Let $X$ be $N(0,I_n)$, a $n$-dimensional multivariate standard normal. Let $Y = X/||X||$. I know $Y$ is distributed uniformly on the surface of a $n$ dimensional "circle" but how do I prove this?
The answer given Here is fine but I am looking for a finding joint density/ using Jacobian transform type answer if possible.

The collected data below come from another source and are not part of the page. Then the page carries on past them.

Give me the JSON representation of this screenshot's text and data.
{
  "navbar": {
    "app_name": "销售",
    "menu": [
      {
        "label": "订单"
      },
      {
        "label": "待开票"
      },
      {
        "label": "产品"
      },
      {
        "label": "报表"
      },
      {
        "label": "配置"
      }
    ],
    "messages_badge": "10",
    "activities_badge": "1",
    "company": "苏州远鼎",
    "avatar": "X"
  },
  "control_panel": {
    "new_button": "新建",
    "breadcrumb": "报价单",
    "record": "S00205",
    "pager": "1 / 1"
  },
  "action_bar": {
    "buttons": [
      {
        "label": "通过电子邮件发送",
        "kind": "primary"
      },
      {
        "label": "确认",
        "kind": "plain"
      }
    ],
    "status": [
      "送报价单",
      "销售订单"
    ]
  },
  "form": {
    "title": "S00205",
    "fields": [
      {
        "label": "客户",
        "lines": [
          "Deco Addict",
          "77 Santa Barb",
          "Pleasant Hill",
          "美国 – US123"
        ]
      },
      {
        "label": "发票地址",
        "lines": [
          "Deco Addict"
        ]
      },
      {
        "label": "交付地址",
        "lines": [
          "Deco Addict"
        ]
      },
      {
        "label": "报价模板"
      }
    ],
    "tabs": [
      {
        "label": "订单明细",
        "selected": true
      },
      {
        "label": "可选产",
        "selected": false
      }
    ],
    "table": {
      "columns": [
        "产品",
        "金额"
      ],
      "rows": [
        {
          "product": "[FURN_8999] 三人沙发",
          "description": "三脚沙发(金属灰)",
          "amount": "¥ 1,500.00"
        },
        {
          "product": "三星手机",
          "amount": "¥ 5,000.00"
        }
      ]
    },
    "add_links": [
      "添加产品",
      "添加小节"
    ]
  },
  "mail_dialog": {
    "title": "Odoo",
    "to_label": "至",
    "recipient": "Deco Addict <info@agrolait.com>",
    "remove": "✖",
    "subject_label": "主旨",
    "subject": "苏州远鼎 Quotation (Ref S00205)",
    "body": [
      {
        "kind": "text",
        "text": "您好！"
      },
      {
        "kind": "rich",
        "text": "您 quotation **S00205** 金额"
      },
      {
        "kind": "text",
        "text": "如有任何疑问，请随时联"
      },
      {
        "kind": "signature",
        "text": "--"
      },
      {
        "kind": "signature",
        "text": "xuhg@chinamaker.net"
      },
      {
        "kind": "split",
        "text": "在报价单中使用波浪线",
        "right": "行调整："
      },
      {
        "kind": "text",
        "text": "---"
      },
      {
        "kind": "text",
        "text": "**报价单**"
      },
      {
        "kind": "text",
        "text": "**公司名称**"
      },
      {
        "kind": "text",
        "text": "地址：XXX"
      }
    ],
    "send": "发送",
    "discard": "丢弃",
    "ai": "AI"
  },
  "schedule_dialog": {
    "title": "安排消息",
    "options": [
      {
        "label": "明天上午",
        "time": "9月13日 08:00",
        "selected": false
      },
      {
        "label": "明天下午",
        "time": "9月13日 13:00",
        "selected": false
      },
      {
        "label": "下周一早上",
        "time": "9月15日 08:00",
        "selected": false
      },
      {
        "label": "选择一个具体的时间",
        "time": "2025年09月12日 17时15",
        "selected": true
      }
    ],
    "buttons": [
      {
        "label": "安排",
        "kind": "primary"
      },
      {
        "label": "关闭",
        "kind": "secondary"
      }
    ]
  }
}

One way, painful but mechanical: Represent each point $x\in\mathbb R^n$ in "polar coordinates" $(r,\sigma)$ by $x=r\sigma$, where $r\ge0$ and $\sigma\in\mathbb R^n$ with $\|\sigma\|=1$, that is, $\sigma\in S^{n-1}$, and apply the usual Jacobian change-of-variables formula to obtain the joint density for $(r,\sigma)$ when $x$ is a standard Gaussian vector. The key thing here is that the value of the Jacobian determinant depends only on $r$ and not on $\sigma$.

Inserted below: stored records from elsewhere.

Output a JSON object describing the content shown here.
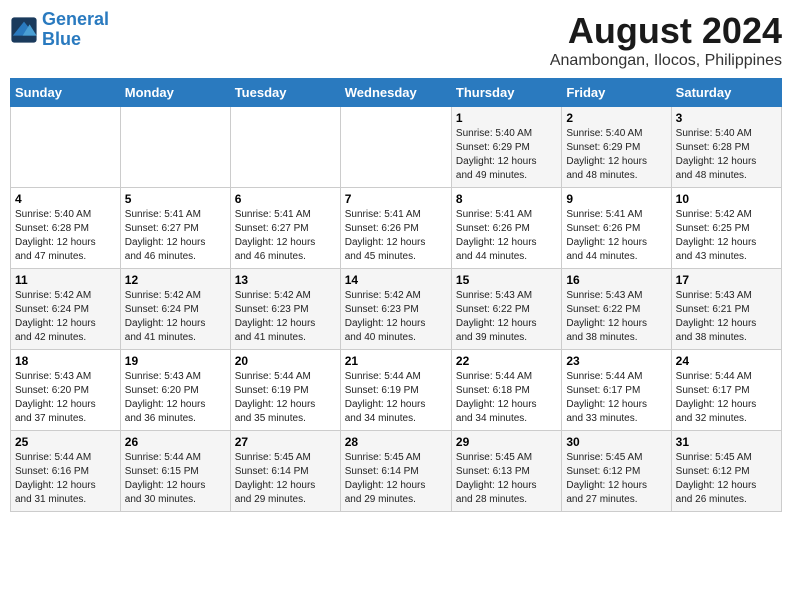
{
  "header": {
    "logo_line1": "General",
    "logo_line2": "Blue",
    "title": "August 2024",
    "subtitle": "Anambongan, Ilocos, Philippines"
  },
  "days_of_week": [
    "Sunday",
    "Monday",
    "Tuesday",
    "Wednesday",
    "Thursday",
    "Friday",
    "Saturday"
  ],
  "weeks": [
    [
      {
        "day": "",
        "info": ""
      },
      {
        "day": "",
        "info": ""
      },
      {
        "day": "",
        "info": ""
      },
      {
        "day": "",
        "info": ""
      },
      {
        "day": "1",
        "info": "Sunrise: 5:40 AM\nSunset: 6:29 PM\nDaylight: 12 hours\nand 49 minutes."
      },
      {
        "day": "2",
        "info": "Sunrise: 5:40 AM\nSunset: 6:29 PM\nDaylight: 12 hours\nand 48 minutes."
      },
      {
        "day": "3",
        "info": "Sunrise: 5:40 AM\nSunset: 6:28 PM\nDaylight: 12 hours\nand 48 minutes."
      }
    ],
    [
      {
        "day": "4",
        "info": "Sunrise: 5:40 AM\nSunset: 6:28 PM\nDaylight: 12 hours\nand 47 minutes."
      },
      {
        "day": "5",
        "info": "Sunrise: 5:41 AM\nSunset: 6:27 PM\nDaylight: 12 hours\nand 46 minutes."
      },
      {
        "day": "6",
        "info": "Sunrise: 5:41 AM\nSunset: 6:27 PM\nDaylight: 12 hours\nand 46 minutes."
      },
      {
        "day": "7",
        "info": "Sunrise: 5:41 AM\nSunset: 6:26 PM\nDaylight: 12 hours\nand 45 minutes."
      },
      {
        "day": "8",
        "info": "Sunrise: 5:41 AM\nSunset: 6:26 PM\nDaylight: 12 hours\nand 44 minutes."
      },
      {
        "day": "9",
        "info": "Sunrise: 5:41 AM\nSunset: 6:26 PM\nDaylight: 12 hours\nand 44 minutes."
      },
      {
        "day": "10",
        "info": "Sunrise: 5:42 AM\nSunset: 6:25 PM\nDaylight: 12 hours\nand 43 minutes."
      }
    ],
    [
      {
        "day": "11",
        "info": "Sunrise: 5:42 AM\nSunset: 6:24 PM\nDaylight: 12 hours\nand 42 minutes."
      },
      {
        "day": "12",
        "info": "Sunrise: 5:42 AM\nSunset: 6:24 PM\nDaylight: 12 hours\nand 41 minutes."
      },
      {
        "day": "13",
        "info": "Sunrise: 5:42 AM\nSunset: 6:23 PM\nDaylight: 12 hours\nand 41 minutes."
      },
      {
        "day": "14",
        "info": "Sunrise: 5:42 AM\nSunset: 6:23 PM\nDaylight: 12 hours\nand 40 minutes."
      },
      {
        "day": "15",
        "info": "Sunrise: 5:43 AM\nSunset: 6:22 PM\nDaylight: 12 hours\nand 39 minutes."
      },
      {
        "day": "16",
        "info": "Sunrise: 5:43 AM\nSunset: 6:22 PM\nDaylight: 12 hours\nand 38 minutes."
      },
      {
        "day": "17",
        "info": "Sunrise: 5:43 AM\nSunset: 6:21 PM\nDaylight: 12 hours\nand 38 minutes."
      }
    ],
    [
      {
        "day": "18",
        "info": "Sunrise: 5:43 AM\nSunset: 6:20 PM\nDaylight: 12 hours\nand 37 minutes."
      },
      {
        "day": "19",
        "info": "Sunrise: 5:43 AM\nSunset: 6:20 PM\nDaylight: 12 hours\nand 36 minutes."
      },
      {
        "day": "20",
        "info": "Sunrise: 5:44 AM\nSunset: 6:19 PM\nDaylight: 12 hours\nand 35 minutes."
      },
      {
        "day": "21",
        "info": "Sunrise: 5:44 AM\nSunset: 6:19 PM\nDaylight: 12 hours\nand 34 minutes."
      },
      {
        "day": "22",
        "info": "Sunrise: 5:44 AM\nSunset: 6:18 PM\nDaylight: 12 hours\nand 34 minutes."
      },
      {
        "day": "23",
        "info": "Sunrise: 5:44 AM\nSunset: 6:17 PM\nDaylight: 12 hours\nand 33 minutes."
      },
      {
        "day": "24",
        "info": "Sunrise: 5:44 AM\nSunset: 6:17 PM\nDaylight: 12 hours\nand 32 minutes."
      }
    ],
    [
      {
        "day": "25",
        "info": "Sunrise: 5:44 AM\nSunset: 6:16 PM\nDaylight: 12 hours\nand 31 minutes."
      },
      {
        "day": "26",
        "info": "Sunrise: 5:44 AM\nSunset: 6:15 PM\nDaylight: 12 hours\nand 30 minutes."
      },
      {
        "day": "27",
        "info": "Sunrise: 5:45 AM\nSunset: 6:14 PM\nDaylight: 12 hours\nand 29 minutes."
      },
      {
        "day": "28",
        "info": "Sunrise: 5:45 AM\nSunset: 6:14 PM\nDaylight: 12 hours\nand 29 minutes."
      },
      {
        "day": "29",
        "info": "Sunrise: 5:45 AM\nSunset: 6:13 PM\nDaylight: 12 hours\nand 28 minutes."
      },
      {
        "day": "30",
        "info": "Sunrise: 5:45 AM\nSunset: 6:12 PM\nDaylight: 12 hours\nand 27 minutes."
      },
      {
        "day": "31",
        "info": "Sunrise: 5:45 AM\nSunset: 6:12 PM\nDaylight: 12 hours\nand 26 minutes."
      }
    ]
  ]
}
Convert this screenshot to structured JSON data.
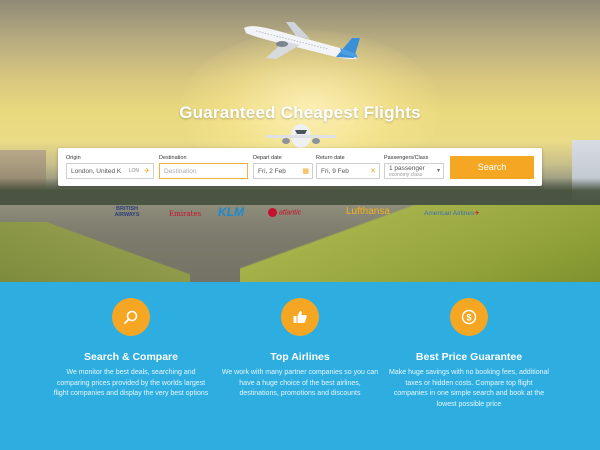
{
  "hero": {
    "title": "Guaranteed Cheapest Flights"
  },
  "search_form": {
    "origin": {
      "label": "Origin",
      "value": "London, United K",
      "suffix": "LON"
    },
    "destination": {
      "label": "Destination",
      "placeholder": "Destination"
    },
    "depart": {
      "label": "Depart date",
      "value": "Fri, 2 Feb"
    },
    "return": {
      "label": "Return date",
      "value": "Fri, 9 Feb"
    },
    "passengers": {
      "label": "Passengers/Class",
      "value": "1 passenger",
      "class": "economy class"
    },
    "search_label": "Search"
  },
  "airlines": {
    "british": "BRITISH AIRWAYS",
    "emirates": "Emirates",
    "klm": "KLM",
    "virgin": "atlantic",
    "lufthansa": "Lufthansa",
    "american": "American Airlines"
  },
  "features": [
    {
      "icon": "search-icon",
      "title": "Search & Compare",
      "text": "We monitor the best deals, searching and comparing prices provided by the worlds largest flight companies and display the very best options"
    },
    {
      "icon": "thumbs-up-icon",
      "title": "Top Airlines",
      "text": "We work with many partner companies so you can have a huge choice of the best airlines, destinations, promotions and discounts"
    },
    {
      "icon": "dollar-icon",
      "title": "Best Price Guarantee",
      "text": "Make huge savings with no booking fees, additional taxes or hidden costs. Compare top flight companies in one simple search and book at the lowest possible price"
    }
  ],
  "colors": {
    "accent": "#f5a623",
    "features_bg": "#2eaee0"
  }
}
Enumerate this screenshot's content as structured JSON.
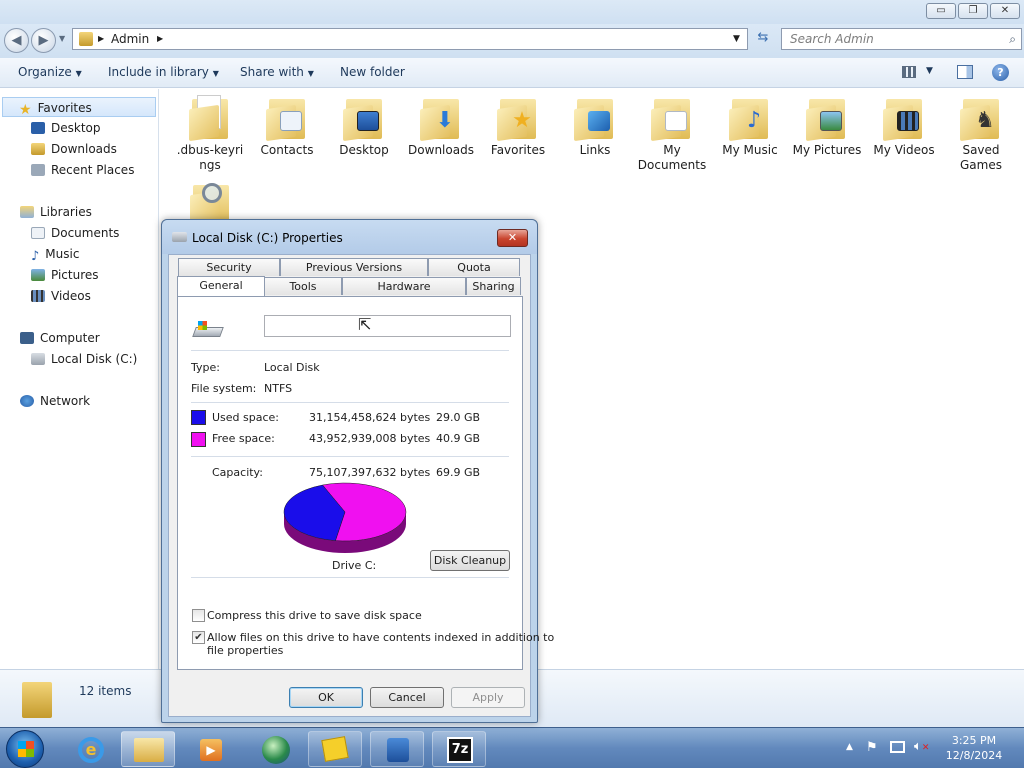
{
  "window": {
    "address_crumb": "Admin",
    "search_placeholder": "Search Admin",
    "caption_minimize": "▭",
    "caption_maximize": "❐",
    "caption_close": "✕"
  },
  "toolbar": {
    "organize": "Organize",
    "include_in_library": "Include in library",
    "share_with": "Share with",
    "new_folder": "New folder"
  },
  "nav": {
    "favorites": "Favorites",
    "desktop": "Desktop",
    "downloads": "Downloads",
    "recent_places": "Recent Places",
    "libraries": "Libraries",
    "documents": "Documents",
    "music": "Music",
    "pictures": "Pictures",
    "videos": "Videos",
    "computer": "Computer",
    "local_disk": "Local Disk (C:)",
    "network": "Network"
  },
  "items": [
    {
      "label": ".dbus-keyri ngs",
      "badge": "none"
    },
    {
      "label": "Contacts",
      "badge": "contact-card"
    },
    {
      "label": "Desktop",
      "badge": "monitor"
    },
    {
      "label": "Downloads",
      "badge": "down-arrow"
    },
    {
      "label": "Favorites",
      "badge": "star"
    },
    {
      "label": "Links",
      "badge": "link-arrow"
    },
    {
      "label": "My Documents",
      "badge": "document"
    },
    {
      "label": "My Music",
      "badge": "music-note"
    },
    {
      "label": "My Pictures",
      "badge": "picture"
    },
    {
      "label": "My Videos",
      "badge": "film"
    },
    {
      "label": "Saved Games",
      "badge": "chess-piece"
    }
  ],
  "details": {
    "count": "12 items"
  },
  "dialog": {
    "title": "Local Disk (C:) Properties",
    "tabs_top": [
      "Security",
      "Previous Versions",
      "Quota"
    ],
    "tabs_bottom": [
      "General",
      "Tools",
      "Hardware",
      "Sharing"
    ],
    "label_value": "",
    "type_label": "Type:",
    "type_value": "Local Disk",
    "fs_label": "File system:",
    "fs_value": "NTFS",
    "used_label": "Used space:",
    "used_bytes": "31,154,458,624 bytes",
    "used_gb": "29.0 GB",
    "free_label": "Free space:",
    "free_bytes": "43,952,939,008 bytes",
    "free_gb": "40.9 GB",
    "capacity_label": "Capacity:",
    "capacity_bytes": "75,107,397,632 bytes",
    "capacity_gb": "69.9 GB",
    "used_fraction": 0.415,
    "used_color": "#1a0dea",
    "free_color": "#f010f0",
    "drive_label": "Drive C:",
    "disk_cleanup": "Disk Cleanup",
    "compress_label": "Compress this drive to save disk space",
    "compress_checked": false,
    "index_label_1": "Allow files on this drive to have contents indexed in addition to",
    "index_label_2": "file properties",
    "index_checked": true,
    "ok": "OK",
    "cancel": "Cancel",
    "apply": "Apply"
  },
  "taskbar": {
    "time": "3:25 PM",
    "date": "12/8/2024"
  }
}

Another way is to argue from the formula for the characteristic function of the vector $X$: $\phi(u)=E[\exp(i\langle u,X\rangle)] = \prod_{k=1}^n E[\exp(i u_k X_k)]=\prod_{k=1}^n\exp(-u_k^2/2)$, to obtain (in the end) $\phi(u)=\exp(-\|u\|^2/2)$, and to exploit the spherical symmetry of the formula for $\phi$.